Regarding Orbit's sprinklers, Wardle noted, "The majority of people that are buying the smart sprinkler timer are replacing a working, perfectly good sprinkler timer." They're not just waiting for their old model to break down, but seeking out smarts for their timer.
Chris Klein, the CEO of Rachio, agreed. "Look at the aisle of Home Depot or Lowe's," he said. "It's just dominated by internet connected controllers. It's literally becoming the standard."
Klein mentioned "tech gurus" that want to make their home smart as fast as possible, but noted "That's still the base, but as things like drought influence outdoor water use and make conservation more of a purposeful activity, you're gonna see a new persona kind of come in and that's kind of what we're seeing from our consumer insights."
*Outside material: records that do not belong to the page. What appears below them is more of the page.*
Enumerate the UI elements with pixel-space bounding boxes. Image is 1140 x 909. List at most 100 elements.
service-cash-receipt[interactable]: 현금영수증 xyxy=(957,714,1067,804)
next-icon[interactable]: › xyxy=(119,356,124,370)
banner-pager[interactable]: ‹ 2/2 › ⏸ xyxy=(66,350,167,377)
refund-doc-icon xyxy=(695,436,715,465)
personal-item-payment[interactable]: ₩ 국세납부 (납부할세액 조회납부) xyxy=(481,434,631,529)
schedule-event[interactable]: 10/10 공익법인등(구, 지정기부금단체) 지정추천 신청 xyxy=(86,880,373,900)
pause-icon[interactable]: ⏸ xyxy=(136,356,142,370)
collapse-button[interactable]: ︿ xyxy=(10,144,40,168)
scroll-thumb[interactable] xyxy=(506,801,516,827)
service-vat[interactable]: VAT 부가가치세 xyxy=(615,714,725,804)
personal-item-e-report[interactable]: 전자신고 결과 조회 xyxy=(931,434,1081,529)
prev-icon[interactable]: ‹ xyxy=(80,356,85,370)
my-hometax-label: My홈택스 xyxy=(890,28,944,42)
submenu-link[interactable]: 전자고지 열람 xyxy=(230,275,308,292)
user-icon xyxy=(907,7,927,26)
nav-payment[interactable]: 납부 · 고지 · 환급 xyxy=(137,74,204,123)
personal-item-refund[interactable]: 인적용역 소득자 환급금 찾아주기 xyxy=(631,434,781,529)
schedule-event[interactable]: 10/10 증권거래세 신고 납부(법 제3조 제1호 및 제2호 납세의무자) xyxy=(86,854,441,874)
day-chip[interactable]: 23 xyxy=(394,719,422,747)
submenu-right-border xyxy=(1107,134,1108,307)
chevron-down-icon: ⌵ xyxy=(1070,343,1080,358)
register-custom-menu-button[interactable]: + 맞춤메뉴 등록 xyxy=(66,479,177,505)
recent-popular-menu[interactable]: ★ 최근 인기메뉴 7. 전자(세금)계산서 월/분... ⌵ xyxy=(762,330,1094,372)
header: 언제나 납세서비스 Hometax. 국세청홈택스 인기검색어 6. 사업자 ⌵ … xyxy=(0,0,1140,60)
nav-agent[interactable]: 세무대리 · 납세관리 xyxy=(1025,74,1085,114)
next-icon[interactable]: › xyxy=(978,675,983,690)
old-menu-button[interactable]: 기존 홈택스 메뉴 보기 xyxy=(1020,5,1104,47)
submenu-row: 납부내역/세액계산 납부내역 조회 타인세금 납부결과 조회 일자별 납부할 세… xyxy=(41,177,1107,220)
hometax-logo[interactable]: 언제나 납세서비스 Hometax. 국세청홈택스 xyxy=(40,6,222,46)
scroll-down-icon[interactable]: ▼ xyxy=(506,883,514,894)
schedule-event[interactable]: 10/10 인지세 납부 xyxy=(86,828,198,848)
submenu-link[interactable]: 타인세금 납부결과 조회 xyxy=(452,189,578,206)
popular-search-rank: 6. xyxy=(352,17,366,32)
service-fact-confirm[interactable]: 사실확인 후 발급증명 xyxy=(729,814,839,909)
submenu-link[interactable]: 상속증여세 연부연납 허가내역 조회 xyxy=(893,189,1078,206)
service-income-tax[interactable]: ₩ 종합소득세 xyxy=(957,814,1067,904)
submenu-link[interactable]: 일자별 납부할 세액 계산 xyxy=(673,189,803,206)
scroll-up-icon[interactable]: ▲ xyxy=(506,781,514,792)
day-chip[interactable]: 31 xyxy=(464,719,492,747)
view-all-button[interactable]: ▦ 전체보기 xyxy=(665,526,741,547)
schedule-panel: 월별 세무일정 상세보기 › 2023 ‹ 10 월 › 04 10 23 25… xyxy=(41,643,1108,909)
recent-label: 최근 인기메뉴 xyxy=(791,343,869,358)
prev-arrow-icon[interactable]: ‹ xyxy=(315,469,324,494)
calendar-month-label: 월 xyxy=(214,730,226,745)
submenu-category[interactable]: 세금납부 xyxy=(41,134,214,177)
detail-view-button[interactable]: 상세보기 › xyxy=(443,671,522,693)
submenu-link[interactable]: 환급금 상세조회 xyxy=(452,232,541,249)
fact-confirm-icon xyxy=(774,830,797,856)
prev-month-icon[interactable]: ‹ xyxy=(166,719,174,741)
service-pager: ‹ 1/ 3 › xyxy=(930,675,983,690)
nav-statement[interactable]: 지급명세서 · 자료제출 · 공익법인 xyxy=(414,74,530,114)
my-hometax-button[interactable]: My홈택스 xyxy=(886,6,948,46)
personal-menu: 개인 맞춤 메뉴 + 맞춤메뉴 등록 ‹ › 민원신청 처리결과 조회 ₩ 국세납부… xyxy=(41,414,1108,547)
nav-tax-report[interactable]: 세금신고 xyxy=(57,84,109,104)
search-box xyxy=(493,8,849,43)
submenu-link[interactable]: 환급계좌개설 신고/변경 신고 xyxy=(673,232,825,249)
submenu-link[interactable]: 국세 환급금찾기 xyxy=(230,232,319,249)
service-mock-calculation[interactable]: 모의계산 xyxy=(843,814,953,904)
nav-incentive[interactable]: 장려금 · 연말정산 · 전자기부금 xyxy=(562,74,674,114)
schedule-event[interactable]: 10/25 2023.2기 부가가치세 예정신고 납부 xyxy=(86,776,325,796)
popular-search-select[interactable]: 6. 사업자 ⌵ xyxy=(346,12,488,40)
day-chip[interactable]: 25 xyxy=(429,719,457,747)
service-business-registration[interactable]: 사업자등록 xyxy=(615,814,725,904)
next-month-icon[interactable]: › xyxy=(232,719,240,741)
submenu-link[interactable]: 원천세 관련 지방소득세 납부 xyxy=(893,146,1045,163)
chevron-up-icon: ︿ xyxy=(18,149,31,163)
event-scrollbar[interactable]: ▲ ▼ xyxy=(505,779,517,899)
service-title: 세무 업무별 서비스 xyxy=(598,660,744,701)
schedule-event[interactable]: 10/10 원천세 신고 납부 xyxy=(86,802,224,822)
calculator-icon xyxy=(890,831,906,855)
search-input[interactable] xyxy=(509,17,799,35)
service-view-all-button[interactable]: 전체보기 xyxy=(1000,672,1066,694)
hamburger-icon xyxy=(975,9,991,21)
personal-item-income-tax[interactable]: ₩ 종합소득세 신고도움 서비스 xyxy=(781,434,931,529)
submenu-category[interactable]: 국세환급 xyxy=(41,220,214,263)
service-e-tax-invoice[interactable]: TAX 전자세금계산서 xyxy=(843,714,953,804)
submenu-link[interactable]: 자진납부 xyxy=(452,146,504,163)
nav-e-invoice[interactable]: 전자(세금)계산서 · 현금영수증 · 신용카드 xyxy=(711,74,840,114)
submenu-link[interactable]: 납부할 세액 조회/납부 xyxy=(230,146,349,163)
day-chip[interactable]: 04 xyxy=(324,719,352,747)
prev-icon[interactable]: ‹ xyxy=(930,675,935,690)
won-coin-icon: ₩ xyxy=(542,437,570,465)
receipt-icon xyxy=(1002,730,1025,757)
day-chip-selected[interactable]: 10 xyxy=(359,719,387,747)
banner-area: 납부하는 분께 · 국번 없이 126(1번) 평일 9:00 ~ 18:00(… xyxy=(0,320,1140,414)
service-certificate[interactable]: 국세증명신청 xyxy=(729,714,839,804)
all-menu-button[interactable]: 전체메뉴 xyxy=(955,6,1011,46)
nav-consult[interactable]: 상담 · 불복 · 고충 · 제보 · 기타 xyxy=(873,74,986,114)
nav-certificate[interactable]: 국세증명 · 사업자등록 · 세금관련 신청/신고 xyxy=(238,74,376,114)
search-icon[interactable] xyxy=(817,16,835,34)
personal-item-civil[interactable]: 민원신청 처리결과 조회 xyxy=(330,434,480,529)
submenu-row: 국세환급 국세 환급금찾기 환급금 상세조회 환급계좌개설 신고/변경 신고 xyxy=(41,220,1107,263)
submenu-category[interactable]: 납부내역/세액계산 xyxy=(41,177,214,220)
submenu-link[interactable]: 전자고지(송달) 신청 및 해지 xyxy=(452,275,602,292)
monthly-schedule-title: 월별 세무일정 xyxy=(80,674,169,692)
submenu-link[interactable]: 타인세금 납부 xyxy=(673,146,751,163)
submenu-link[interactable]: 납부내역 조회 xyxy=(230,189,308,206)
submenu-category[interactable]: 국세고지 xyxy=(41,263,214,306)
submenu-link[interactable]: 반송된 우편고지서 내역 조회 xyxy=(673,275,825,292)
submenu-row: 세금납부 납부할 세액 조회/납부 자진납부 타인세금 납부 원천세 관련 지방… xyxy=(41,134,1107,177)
After reviewing a couple of models, including the Rachio and Orbit sprinklers, I can attest that everyone who has a sprinkler system can benefit from a smart sprinkler. While old-fashioned control panels can be tedious to operate, smart controllers let you manage your sprinklers from an app on your phone.
The best ones can accurately do the scheduling work for you and monitor the weather over Wi-Fi, so you don't even have to manage your sprinklers if you don't want to. Plus, they can save you water by watching the weather and smartening up your watering routine, so if you have a sprinkler system, you stand to be paid back for your initial investment in the controller upgrade.
Smart sprinklers seem to have flourished while plant sensors faltered by offering a clear benefit and a polished user experience to a specific group of consumers.